Перевод с итальянского Александра Фейгина
— Ты сидишь в тени весь день, сказала девочка, ты что, не любишь купаться?
Мужчина неопределенно мотнул головой, что могло быть принято как за да, так и за нет, но ничего не сказал.
— Можно я буду говорить тебе “ты”?, — спросила девочка.
— Если я не ошибаюсь, ты уже говоришь мне “ты”, сказал мужчина, улыбнувшись.
— В нашем классе мы говорим “ты” даже взрослым, некоторые учителя нам это позволяют, но мне мои родители не разрешают, говорят — это нехорошо, а Вы как думаете?
— Думаю, что они правы, но ты все равно можешь говорить мне “ты”, я никому не скажу.
— Тебе что, не нравится купаться? — спросила девочка — мне кажется, что это здорово.
— Здорово? — повторил за ней мужчина.
— Моя учительница нам объяснила, что мы не можем все время говорить «классно», я хотела сказать «классно», но сказала, что купаться на этом пляже мне кажется «здорово».

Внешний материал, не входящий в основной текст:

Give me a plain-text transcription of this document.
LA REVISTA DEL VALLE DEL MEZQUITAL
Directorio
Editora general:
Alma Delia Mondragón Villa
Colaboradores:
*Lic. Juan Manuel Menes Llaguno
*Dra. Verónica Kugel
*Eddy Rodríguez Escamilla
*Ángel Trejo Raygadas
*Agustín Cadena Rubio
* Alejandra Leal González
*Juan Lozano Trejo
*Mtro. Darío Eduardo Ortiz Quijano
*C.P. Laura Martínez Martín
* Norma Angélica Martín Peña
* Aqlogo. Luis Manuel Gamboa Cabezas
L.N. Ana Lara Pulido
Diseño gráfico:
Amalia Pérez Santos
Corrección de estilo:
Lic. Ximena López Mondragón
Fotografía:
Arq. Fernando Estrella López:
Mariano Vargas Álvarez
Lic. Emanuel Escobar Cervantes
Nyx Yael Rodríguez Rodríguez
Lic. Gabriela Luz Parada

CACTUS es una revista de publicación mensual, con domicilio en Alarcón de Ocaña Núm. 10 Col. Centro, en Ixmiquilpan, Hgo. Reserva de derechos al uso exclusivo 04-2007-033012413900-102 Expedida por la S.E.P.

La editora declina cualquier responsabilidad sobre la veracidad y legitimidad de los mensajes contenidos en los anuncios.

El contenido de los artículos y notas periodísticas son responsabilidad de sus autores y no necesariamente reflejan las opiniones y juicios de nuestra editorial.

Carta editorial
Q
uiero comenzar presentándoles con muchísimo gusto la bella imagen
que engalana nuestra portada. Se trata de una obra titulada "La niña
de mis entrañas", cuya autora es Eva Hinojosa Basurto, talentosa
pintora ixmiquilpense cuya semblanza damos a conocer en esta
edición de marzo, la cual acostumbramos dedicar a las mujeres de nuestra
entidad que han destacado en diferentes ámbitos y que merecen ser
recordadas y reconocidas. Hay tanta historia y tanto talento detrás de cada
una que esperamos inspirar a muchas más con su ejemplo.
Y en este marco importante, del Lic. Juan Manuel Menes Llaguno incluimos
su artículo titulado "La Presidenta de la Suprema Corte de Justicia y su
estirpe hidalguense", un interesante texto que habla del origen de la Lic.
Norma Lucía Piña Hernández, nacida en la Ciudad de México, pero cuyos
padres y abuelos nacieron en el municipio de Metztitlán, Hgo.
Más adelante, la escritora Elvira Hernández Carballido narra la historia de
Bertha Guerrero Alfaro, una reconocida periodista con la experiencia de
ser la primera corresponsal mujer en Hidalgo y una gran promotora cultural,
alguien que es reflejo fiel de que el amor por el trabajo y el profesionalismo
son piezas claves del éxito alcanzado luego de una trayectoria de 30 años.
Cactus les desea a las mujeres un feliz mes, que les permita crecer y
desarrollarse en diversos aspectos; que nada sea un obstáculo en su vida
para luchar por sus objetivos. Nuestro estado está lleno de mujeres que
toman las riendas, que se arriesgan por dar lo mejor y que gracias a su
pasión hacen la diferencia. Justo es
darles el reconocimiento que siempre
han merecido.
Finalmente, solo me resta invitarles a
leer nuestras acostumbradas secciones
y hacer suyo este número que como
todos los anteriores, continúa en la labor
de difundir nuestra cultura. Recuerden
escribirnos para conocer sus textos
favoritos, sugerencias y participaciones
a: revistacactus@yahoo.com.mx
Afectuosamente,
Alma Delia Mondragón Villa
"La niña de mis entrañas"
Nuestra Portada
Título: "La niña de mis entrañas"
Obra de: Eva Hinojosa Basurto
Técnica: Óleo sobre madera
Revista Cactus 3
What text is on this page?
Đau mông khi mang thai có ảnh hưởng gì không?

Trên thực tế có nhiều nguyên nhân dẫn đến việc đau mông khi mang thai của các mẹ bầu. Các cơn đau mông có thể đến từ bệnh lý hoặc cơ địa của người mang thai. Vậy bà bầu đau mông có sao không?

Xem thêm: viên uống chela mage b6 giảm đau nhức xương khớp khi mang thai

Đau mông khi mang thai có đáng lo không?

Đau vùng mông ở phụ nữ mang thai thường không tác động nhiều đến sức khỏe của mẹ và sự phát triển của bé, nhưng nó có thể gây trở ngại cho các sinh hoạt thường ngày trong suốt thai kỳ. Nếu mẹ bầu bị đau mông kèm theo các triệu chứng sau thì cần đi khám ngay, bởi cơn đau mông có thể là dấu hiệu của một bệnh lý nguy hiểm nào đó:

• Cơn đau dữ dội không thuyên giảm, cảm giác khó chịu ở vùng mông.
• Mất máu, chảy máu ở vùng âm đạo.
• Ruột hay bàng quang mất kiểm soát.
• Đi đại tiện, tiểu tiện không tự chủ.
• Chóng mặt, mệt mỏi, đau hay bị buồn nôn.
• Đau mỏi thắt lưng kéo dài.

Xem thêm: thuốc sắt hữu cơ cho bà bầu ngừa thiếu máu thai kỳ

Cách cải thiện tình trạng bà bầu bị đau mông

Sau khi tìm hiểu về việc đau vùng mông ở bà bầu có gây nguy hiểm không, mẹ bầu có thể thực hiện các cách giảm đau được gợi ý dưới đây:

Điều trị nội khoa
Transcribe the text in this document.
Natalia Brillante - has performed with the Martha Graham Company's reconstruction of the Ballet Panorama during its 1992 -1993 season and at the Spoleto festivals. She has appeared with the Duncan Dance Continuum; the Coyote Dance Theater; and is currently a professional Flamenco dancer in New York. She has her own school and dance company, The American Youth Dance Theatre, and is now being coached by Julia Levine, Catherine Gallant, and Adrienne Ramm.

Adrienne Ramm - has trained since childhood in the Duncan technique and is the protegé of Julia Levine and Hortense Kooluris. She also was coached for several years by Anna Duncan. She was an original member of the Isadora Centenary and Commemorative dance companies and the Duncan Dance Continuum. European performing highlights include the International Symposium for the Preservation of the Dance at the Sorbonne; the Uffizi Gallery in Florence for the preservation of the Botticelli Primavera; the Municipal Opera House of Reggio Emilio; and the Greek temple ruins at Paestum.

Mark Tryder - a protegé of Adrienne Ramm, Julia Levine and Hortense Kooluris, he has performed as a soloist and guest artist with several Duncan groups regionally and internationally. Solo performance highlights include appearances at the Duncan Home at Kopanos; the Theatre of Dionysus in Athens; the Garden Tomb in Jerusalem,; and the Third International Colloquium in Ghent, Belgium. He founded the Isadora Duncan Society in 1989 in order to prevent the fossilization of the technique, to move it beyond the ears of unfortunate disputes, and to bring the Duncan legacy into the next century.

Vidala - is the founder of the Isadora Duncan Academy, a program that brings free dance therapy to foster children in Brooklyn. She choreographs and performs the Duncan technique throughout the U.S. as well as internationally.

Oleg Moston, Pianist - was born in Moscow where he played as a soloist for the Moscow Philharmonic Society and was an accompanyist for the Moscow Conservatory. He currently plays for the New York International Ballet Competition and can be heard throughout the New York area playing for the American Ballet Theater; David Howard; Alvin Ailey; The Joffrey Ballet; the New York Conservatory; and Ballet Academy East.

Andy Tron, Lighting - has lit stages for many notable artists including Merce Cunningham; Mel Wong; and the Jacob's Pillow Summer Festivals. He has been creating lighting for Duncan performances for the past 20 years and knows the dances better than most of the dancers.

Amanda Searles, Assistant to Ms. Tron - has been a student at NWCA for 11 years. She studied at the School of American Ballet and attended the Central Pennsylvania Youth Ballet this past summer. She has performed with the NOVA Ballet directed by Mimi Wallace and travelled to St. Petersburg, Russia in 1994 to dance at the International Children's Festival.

— И загорать классно, продолжала девочка, в первые дни я мазалась защитным кремом номер сорок, потом перешла на двадцатый, а теперь использую усилитель загара, который делает кожу такой блестящей, будто она покрыта золотыми чешуйками, видите? — но почему же Вы такой белый, уже неделя, как приехали, сидите все время под зонтиком, Вам что, и солнце не нравится?
— По мне, так оно классное, сказал мужчина, и загорать по мне тоже классно.
— Вы что же, обгореть боитесь? спросила девочка.
— А ты как думаешь? — ответил мужчина.
— Я думаю, что Вы боитесь обгореть, но ведь если не начинать понемногу, то и не загоришь никогдa.
— Это верно, подтвердил мужчина, и звучит логично, а ты что, и вправду считаешь, что загорать обязательно?
Девочка задумалась.
— Ну не то чтобы обязательно, нет ничего обязательного, кроме вещей совершенно обязательных, но если кто-то приехал на море и не купается, и не загорает, тогда зачем же он приехал на море?
— Знаешь что? — сказал мужчина, ты рассуждаешь очень логично, у тебя есть дар логики, и это классно — по-моему, мир с каждым днем все больше теряет логику, и так приятно встретить девочку с такой замечательной логикой, мне бы очень хотелось с тобой познакомиться, как тебя зовут?
— Меня зовут Изабелла, хотя близкие друзья называют меня Изабèл, с ударением на è, не так, как итальянцы, которые произносят ‘Изабел с ударением на и.
— А ты что, не итальянка? — спросил мужчина.
— Конечно итальянка, самая что ни на есть итальянка, но имя, которое мне дали мои друзья, закрепилось, потому что по телевизору всегда говорят Мàнуел или Себàстиан, я такая же абсолютная итальянка как и Вы, может даже больше, чем Вы, но мне нравятся и другие языки, хоть я и знаю гимн Мамели* наизусть, в этом году президент республики посетил нашу школу и говорил с нами о важности гимна Мамели, о том, что он часть нашей итальянской идентичности, о том, что потребовалось много времени, чтобы объединить страну, мне, например, не нравится этот господин из политики, который хочет отменить гимн Мамели.
—————————
*Гимн современной Италии (по имени автора)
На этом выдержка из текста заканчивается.